E infine la ciliegina sulla torta: i guru dell’algoritmo, quelli che aprono ogni video con la formula liturgica: “Iscrivetevi al canale, attivate la campanellina e lasciate un commento qui sotto.”

È la nuova preghiera del metallaro da salotto. Altro che “Ave Satani”, altro che “Metal up your ass”: la vera invocazione è “Clicca qui”.

Perché ormai il metal non è più sangue, sudore e ruggine.
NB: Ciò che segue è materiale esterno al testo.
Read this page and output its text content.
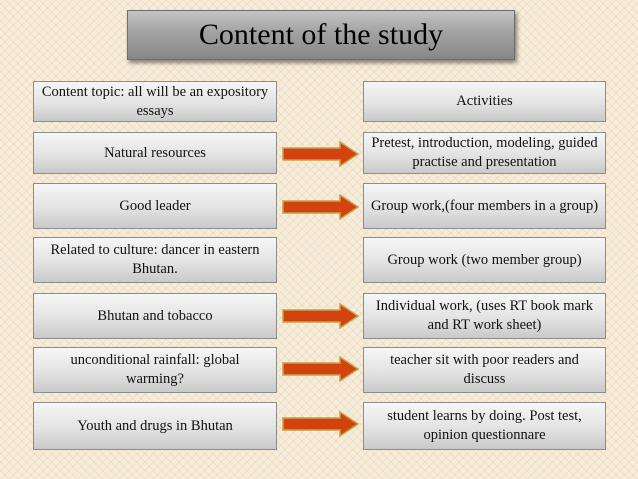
Content of the study
Content topic: all will be an expository essays
Activities
Natural resources
Pretest, introduction, modeling, guided practise and presentation
Good leader	Group work,(four members in a group)
Related to culture: dancer in eastern Bhutan.
Group work (two member group)
Bhutan and tobacco
Individual work, (uses RT book mark and RT work sheet)
unconditional rainfall: global warming?
teacher sit with poor readers and discuss
Youth and drugs in Bhutan
student learns by doing. Post test, opinion questionnare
È un call to action, un banner pubblicitario travestito da passione.

E allora eccoci qui: i “profeti metallici del nulla” non parlano di musica, non parlano di vita, non parlano di un cazzo. Parlano di loro stessi, delle loro smorfie, dei loro like, delle loro pose. E sapete cosa, il loro tempio digitale funziona. Funziona alla grande.

Funziona da Dio. Perché in fondo, alla gente, non interessa conoscere. Basta che qualcuno dica con tono sicuro: “Questo riff è epico”, e subito diventa Verità. Il pubblico non vuole sapere, vuole solo commentare, essere protagonista sotto a un video, sentirsi coccolato senza essere scosso nelle sue certezze. Soprattutto non vuole che ci sia qualcuno che ne sappia più di lui, deve essere percepito come suo pari, uno della comitiva, l’amico metallaro compagno di bevute e concerti.

Fanculo il resto! Così YouTube ha realizzato il sogno proibito: trasformare il metal in una lezione di educazione civica, ma di quella facile con le figure senza testo.